8. Plaats de buis op een magnetische standaard gedurende 30 s of totdat de oplossing helder wordt. Gooi het supernatant voorzichtig weg met een pipet.
9. Resuspendeer de magnetische silicakorrels in een wasbuffer van 500 μL met 90% ethanol. Plaats de buis gedurende 30 s op de magnetische standaard. Draai de buis twee keer op de magnetische standaard om de kralen te wassen. Laat de kralen naar de magneet zakken en gooi de buffer weg met een pipet.
10. Herhaal stap 2.9 tweemaal. Draai na het wassen de buis kort rond en plaats deze gedurende 30 s terug op de magnetische standaard. Gooi de resterende wasbuffer weg. Droog de buis aan de lucht bij 50 °C gedurende 3 minuten op een thermomixer en houd het deksel open.
11. Voeg 20 μL nucleasevrij water toe en resuspendeer de kralen.
    OPMERKING: Het RNA-elutievolume kan worden verlaagd tot 10 μL om de RNA-concentratie op te schalen.
12. Plaats de buizen gedurende 2-3 minuten op kamertemperatuur. Plaats de buis terug op de magnetische standaard en laat hem 30 s zitten. Verzamel het opgeloste RNA in een nieuwe buis voor kwantiteits- en kwaliteitsbeoordeling met behulp van een spectrofotometer.
    OPMERKING: RNA kan worden bewaard bij −20 °C of −80 °C voor langdurige opslag. Om een optimaal resultaat te krijgen, wordt aanbevolen om de volgende dag door te gaan met de cDNA-synthesestap.

3. cDNA-synthese

1. Meet de RNA-concentratie met behulp van een spectrofotometer en neem 1 μg RNA voor cDNA-synthese.
2. Meng 1 μg totaal RNA met 1 μL dNTP-mix (10 mM elk van dATP, dTTP, dGTP en dCTP), 4 μL 5x reverse transcriptase (RT) buffer, 2 μL 10x RT willekeurige primer, 0,25 μL reverse transcriptase-enzym (200 U/μL) en 0,5 μL RNase-remmer (40 U/μL) en vul het volume aan tot 20 μL met nucleasevrij water.
   OPMERKING: Het reverse transcriptase-enzymvolume kan worden gewijzigd afhankelijk van de initiële RNA-concentratie die wordt genomen voor cDNA-synthese.
3. Tik op de buis om de reactie te mengen en draai kort. Plaats de buis gedurende 10 minuten op 25 °C, gevolgd door 1 uur op 50 °C.
4. Om het enzym te inactiveren, plaatst u de buis gedurende 5 minuten op 85 °C.
5. Koel de buis gedurende 2 minuten af en voeg 480 μL nucleasevrij water toe aan de buis om de cDNA-concentratie op 2 ng / μL te brengen.
   OPMERKING: cDNA kan worden bewaard bij -20 °C of onmiddellijk worden gebruikt voor dd-PCR-analyse.

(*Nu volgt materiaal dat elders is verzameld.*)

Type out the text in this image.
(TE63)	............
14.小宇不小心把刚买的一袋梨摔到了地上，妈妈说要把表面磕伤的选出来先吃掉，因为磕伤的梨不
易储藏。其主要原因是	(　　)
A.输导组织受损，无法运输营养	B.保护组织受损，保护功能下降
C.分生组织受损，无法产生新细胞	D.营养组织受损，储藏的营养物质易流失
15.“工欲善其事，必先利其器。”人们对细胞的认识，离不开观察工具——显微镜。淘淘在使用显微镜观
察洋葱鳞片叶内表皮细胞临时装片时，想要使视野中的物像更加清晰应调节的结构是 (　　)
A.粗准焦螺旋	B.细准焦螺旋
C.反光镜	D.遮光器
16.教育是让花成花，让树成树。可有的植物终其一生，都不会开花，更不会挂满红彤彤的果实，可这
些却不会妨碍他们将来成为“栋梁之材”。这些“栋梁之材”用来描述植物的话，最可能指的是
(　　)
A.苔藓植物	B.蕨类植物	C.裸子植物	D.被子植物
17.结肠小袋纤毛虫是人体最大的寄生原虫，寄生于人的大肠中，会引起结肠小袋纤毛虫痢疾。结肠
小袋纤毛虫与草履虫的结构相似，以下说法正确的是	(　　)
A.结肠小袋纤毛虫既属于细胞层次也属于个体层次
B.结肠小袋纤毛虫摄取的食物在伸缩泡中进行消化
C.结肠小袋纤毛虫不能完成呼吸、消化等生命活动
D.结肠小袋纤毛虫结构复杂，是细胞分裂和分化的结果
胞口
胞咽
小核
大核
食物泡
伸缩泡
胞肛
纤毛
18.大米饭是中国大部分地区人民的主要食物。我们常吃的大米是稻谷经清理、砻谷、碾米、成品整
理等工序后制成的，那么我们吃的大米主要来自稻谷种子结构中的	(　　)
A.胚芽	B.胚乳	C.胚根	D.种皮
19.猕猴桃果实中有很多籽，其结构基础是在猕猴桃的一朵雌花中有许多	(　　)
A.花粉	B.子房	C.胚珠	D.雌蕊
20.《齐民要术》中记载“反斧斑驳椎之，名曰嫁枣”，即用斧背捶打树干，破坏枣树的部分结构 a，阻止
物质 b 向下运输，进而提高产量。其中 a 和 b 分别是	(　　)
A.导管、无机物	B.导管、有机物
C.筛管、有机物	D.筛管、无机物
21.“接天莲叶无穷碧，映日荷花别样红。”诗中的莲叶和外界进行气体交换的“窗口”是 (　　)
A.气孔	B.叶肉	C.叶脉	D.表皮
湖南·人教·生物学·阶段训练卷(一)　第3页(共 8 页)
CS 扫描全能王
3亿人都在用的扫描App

4. Digitale druppel PCR (dd-PCR) workflow

OPMERKING: De workflow van dd-PCR omvat meerdere stappen, te beginnen met de monstervoorbereiding, gevolgd door druppelgeneratie, PCR-versterking, druppeltellingen en gegevensanalyse. Elke stap is cruciaal voor nauwkeurige gegevensgeneratie, omdat dd-PCR de absolute kwantificering van producten omvat en geen standaardcurve nodig heeft. Daarom is elk van de verschillende stappen van dd-PCR hieronder beschreven.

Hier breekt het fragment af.